Bloem: enkele
opstaande bloem, aan stevige opstaande korte steel. Bloembuis:
koker; gekromd; kantig; afm. 20 x 6 mm; kleur:
wasachtig wit, roze blos, (36D) groene strepen. Kelkbladen:
½ neergeslagen; afm. 15 x 6 mm; opgebold; buitenkant:
crème/wit, iets roze langs de rand; binnenkant:
licht helder oudroze (65C) met licht geelgroene top. Kroonbladen: ½ uitstaande compacte
kroon; afm; 8 x 6 mm; de schopvormige kroonbladen zijn iets geplooid;
de bovenkant vertoont een puntig lobje; kleur:
buitenkant basis wit, middenveld en randgebied zijn orchideeroze
(63C), binnenkant licht purperroze (63C).

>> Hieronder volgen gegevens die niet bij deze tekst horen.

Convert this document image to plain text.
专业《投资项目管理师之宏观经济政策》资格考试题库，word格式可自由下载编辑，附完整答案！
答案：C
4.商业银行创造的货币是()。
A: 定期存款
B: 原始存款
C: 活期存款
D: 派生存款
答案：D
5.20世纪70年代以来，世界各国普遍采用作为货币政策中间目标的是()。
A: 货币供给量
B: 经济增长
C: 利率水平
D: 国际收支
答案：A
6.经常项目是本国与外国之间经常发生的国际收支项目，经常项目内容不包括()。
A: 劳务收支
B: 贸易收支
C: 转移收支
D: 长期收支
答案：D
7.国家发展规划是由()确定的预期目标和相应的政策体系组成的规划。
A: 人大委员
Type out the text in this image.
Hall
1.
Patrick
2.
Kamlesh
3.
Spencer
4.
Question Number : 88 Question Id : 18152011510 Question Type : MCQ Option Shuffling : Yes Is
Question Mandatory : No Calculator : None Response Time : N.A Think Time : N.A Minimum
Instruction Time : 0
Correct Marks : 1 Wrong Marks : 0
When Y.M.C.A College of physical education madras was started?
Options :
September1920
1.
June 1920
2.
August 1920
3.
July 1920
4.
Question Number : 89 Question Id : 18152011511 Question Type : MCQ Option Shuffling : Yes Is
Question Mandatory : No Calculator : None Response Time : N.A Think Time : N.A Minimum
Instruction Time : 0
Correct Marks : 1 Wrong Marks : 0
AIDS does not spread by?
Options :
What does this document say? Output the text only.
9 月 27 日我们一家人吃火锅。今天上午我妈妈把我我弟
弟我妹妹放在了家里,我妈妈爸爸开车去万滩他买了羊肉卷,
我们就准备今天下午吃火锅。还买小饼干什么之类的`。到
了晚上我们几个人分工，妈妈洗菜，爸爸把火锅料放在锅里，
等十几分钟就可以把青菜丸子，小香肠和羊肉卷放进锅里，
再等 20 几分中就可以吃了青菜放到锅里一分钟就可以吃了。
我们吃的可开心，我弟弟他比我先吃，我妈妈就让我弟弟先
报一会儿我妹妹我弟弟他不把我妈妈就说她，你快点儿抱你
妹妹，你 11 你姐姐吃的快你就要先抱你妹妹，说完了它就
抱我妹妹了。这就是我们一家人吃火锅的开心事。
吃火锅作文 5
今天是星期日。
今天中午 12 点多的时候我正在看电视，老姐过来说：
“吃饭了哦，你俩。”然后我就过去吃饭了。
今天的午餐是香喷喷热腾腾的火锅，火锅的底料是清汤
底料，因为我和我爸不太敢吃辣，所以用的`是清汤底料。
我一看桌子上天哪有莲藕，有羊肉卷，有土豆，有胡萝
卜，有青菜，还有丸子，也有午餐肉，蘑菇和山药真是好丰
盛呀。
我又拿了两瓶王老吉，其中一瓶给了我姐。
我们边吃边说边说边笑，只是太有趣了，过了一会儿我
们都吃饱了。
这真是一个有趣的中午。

Helmdraad:
geelgroen; vergroeid met de stijl.
Helmknop: heldergroen.
Stijl: licht oudroze. Stempel:
crème; gelobd. Bloei:
zeer mild. Knop:
lange knop; punt zijwaarts. Blad:
stevig, golvend oppervlak; spitse top; afgeronde voet; grof
getande rand; glanzend; stroeve structuur; afm. 50 x 35 mm; kleur:
diep fuchsiagroen; verzadigd helder groene nerven; bovenkant:
(147A) onderkant: (147B), bladstand:
kruisgewijs. Groeiwijze:
rechtopgaand, stevige opgaande takken; zelfvertakkend. Kweekwijze: kleine struik met
stevige takken, voor plaats in de volle zon en helder licht.
Bijzonderheden:
de plant
moet op ooghoogte staan, zodat je in de bloemen kijkt; fraaie
blad/bloem combinatie, een echte blikvanger.
Plant niet inkuilen, maar overwinteren in de kas.